In summer, the river level is much higher as evidenced by the line of moss showing the high water mark – well above head height. Through the winter, the river level continues to drop and one can see long stretches of stranded ice well above the river bottom. This ice can be quite thick and can create long bridges that are strong enough to be walked upon.
The Maligne Canyon Icewalk turns out to be much more than just a hike.
Chris leads us into a cave – one that he’s explored to a point most mortals wouldn’t consider – more than 300 metres in from where we squatted.

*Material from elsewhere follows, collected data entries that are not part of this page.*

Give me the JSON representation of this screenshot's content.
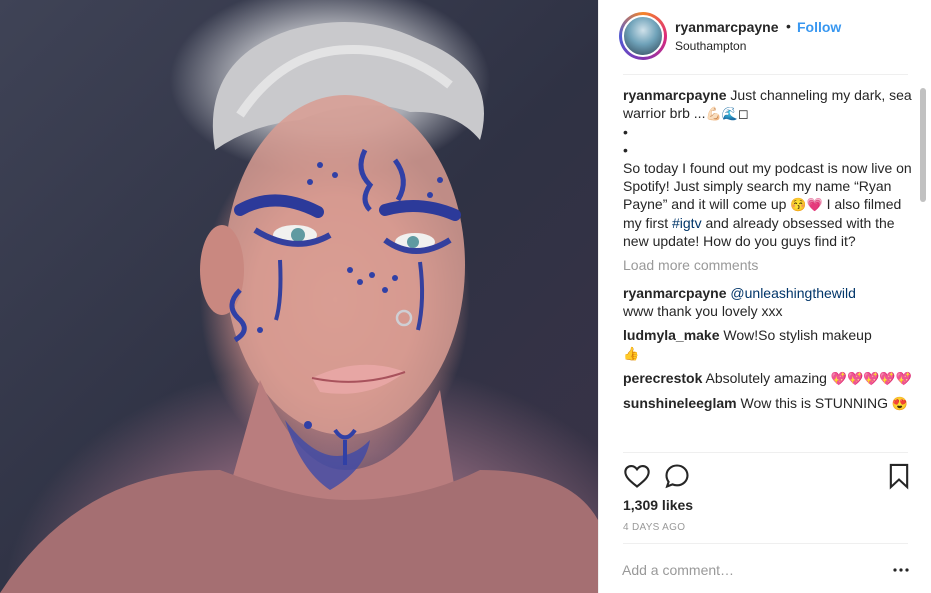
{
  "header": {
    "username": "ryanmarcpayne",
    "dot": "•",
    "follow_label": "Follow",
    "location": "Southampton"
  },
  "caption": {
    "username": "ryanmarcpayne",
    "line1": "Just channeling my dark, sea warrior brb ...",
    "line1_emoji": "💪🏻🌊◻",
    "bullet1": "•",
    "bullet2": "•",
    "body_a": "So today I found out my podcast is now live on Spotify! Just simply search my name “Ryan Payne” and it will come up ",
    "body_a_emoji": "😚💗",
    "body_b": " I also filmed my first ",
    "hashtag": "#igtv",
    "body_c": " and already obsessed with the new update! How do you guys find it?"
  },
  "load_more_label": "Load more comments",
  "comments": [
    {
      "username": "ryanmarcpayne",
      "mention": "@unleashingthewild",
      "text": "www thank you lovely xxx"
    },
    {
      "username": "ludmyla_make",
      "text": "Wow!So stylish makeup",
      "emoji": "👍"
    },
    {
      "username": "perecrestok",
      "text": "Absolutely amazing",
      "emoji": "💖💖💖💖💖"
    },
    {
      "username": "sunshineleeglam",
      "text": "Wow this is STUNNING",
      "emoji": "😍"
    }
  ],
  "likes_label": "1,309 likes",
  "date_label": "4 DAYS AGO",
  "add_comment_placeholder": "Add a comment…",
  "icons": {
    "like": "heart-outline",
    "comment": "speech-bubble-outline",
    "save": "bookmark-outline",
    "more": "three-dots"
  },
  "colors": {
    "follow": "#3897f0",
    "muted": "#999999",
    "text": "#262626",
    "link": "#003569"
  }
}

I’m not a cave lover but I have to say once inside it was pretty cool looking out through a layer of ice.
On weekends chances are you’ll see ice climbers too; they’re always fun to watch.
Our last adventure in Maligne Canyon took us through a hole behind the frozen waterfall the climbers were on. It was an otherworldly view looking out through layers of ice. To get out we could easily slip through the hole we came in – but it was a lot more fun to slide down an icy ramp.
The entire Maligne Canyon Icewalk from start to finish in Jasper took three hours. It’s easy and it’s a family friendly activity. The youngster on our trip said the highlight for her was going inside the cave.
Reserve well in advance if you plan to go on a weekend. The company we went with offered three tours a day – including an evening tour. The price is $55 for adults and $27.50 for children. It was worth every penny.
Have you ever done the Maligne Canyon Icewalk?